Entendimento contrário, note-se, desvirtuaria o paradigma de relacionamento entre o fisco e o contribuinte, alcançaria potencialidades e gravaria um fato econômico que não revela capacidade contributiva. Extrai-se de tudo isso que as informações evidenciadas nas demonstrações contábeis não podem ser transportadas para a tributação de forma acrítica.


A visão prospectiva da Ciência Contábil, que congrega passado, presente e futuro, revela uma perspectiva dinâmica. A incidência tributária, porém, ocorre num átimo específico e só pode alcançar o acréscimo patrimonial definitivamente acoplado ao patrimônio, sem reservas ou condicionantes.
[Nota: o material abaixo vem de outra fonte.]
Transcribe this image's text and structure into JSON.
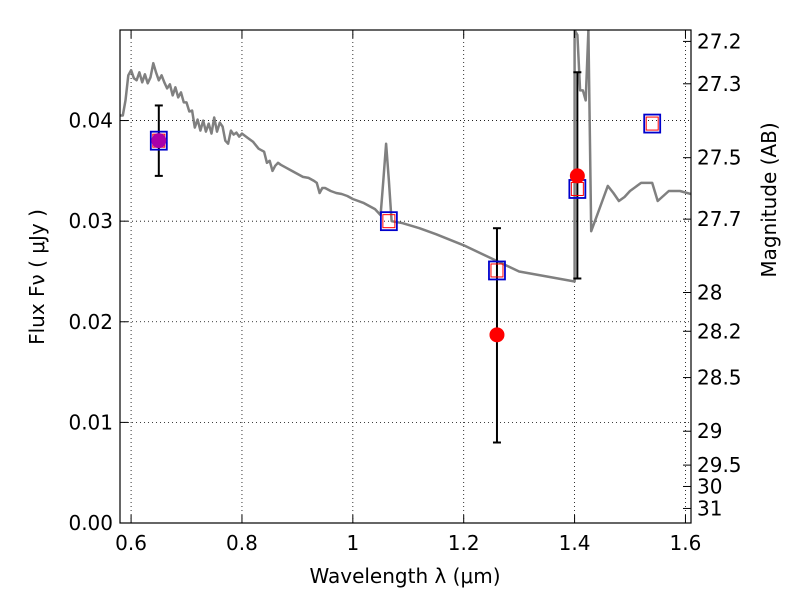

Tudo, é importante reforçar, em alinhamento com o conceito de patrimônio – núcleo da tributação da renda –, que só pode ser o jurídico.


A despeito do reconhecimento do ativo pela Contabilidade, para fins tributários, a disponibilidade, seja econômica, seja jurídica, só se manifesta quando a renda está – o pleonasmo é proposital – disponível para o sujeito ativo da ação judicial transitada em julgado.